Ulrich Sonnemann: Nein, das sehen Sie völlig richtig. Es scheint mir, das hängt davon ab, wie man das tut, viel mehr als von einer thematischen Konzentration auf die Metaphysik als Gegenstandsbereich, sozusagen als Fach.

Dieter Hasselblatt: Sie sind im einzelnen sehr angegriffen worden, weil Sie Thesen verfochten haben, die vielen Leuten nicht behagt haben. Aber was man Ihnen, glaube ich, uneingeschränkt zugestehen muß, ist diese Leidenschaft des Denkens, die sich nicht scheut, sich an politischen Sachverhalten festzubeißen und sie zu durchdenken, um auf die Hintergründe und Motive zu stoßen. Sie nennen Ihr Buch im Untertitel ›Deutsche Reflexionen‹, und mir scheint, als ob sowohl das Wort »deutsch« wie das Wort »Reflexionen« bezeichnend für Sie ist. Stimmt das?

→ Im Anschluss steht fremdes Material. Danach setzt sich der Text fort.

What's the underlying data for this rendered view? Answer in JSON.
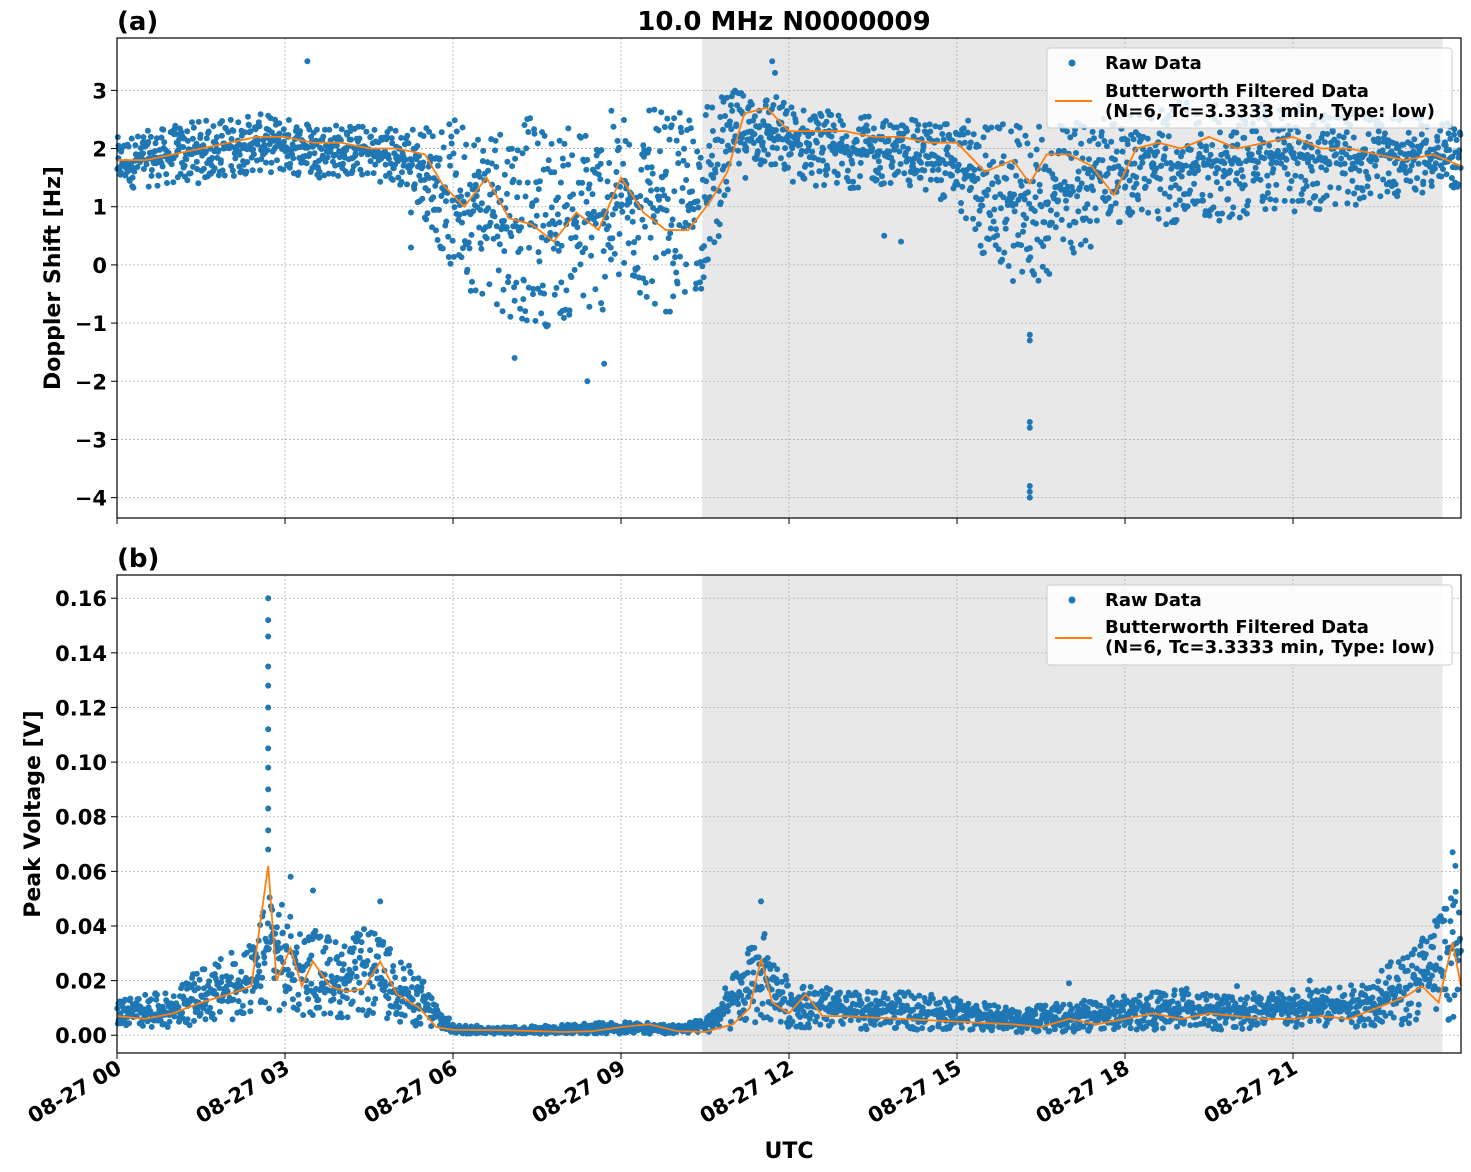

Ulrich Sonnemann: Das könnte sein, ja. Es ist leicht möglich, daß viele dieser Reflexionen in anderen Sprachmedien zwar nicht unmöglich sind; ich hoffe nicht, daß sie am deutlichsten nur im Deutschen werden können, und daß es also nicht zufällig ist, daß ich aus dem Englischen gerade für diese Dinge zuerst ins deutsche Sprachmedium zurückgekehrt bin.

Dieter Hasselblatt: Ich meine jetzt gar nicht so sehr die Sprache, sondern die deutschen Verhältnisse, die deutschen Belange. Mir ist eine Stelle Ihres Buches in Erinnerung, wo Sie von der deutschen Lage sprachen, und zwar im Zusammenhang mit einer Notiz, in der Sie sagen, das Zentrum des Weltkommunismus verlagere sich von Moskau nach Peking. Daran knüpfen Sie unmittelbar eine Reflexion über die Rückwirkungen dieser Verschiebung auf die deutschen Zustände.10 Ich glaube, das ist typisch, daß Sie alle Dinge, die Sie berühren, sofort auf die deutsche Situation zurückbeziehen. Ist das System, ist das Methode?

Ulrich Sonnemann: Wenn es System ist, wenn es Methode ist, dann eine solche, die sich sozusagen von selbst vollzieht, nicht die ich veranstalte. Das Denken hat aber mit seinen Gegenständen zu tun, nicht mit seiner Methode.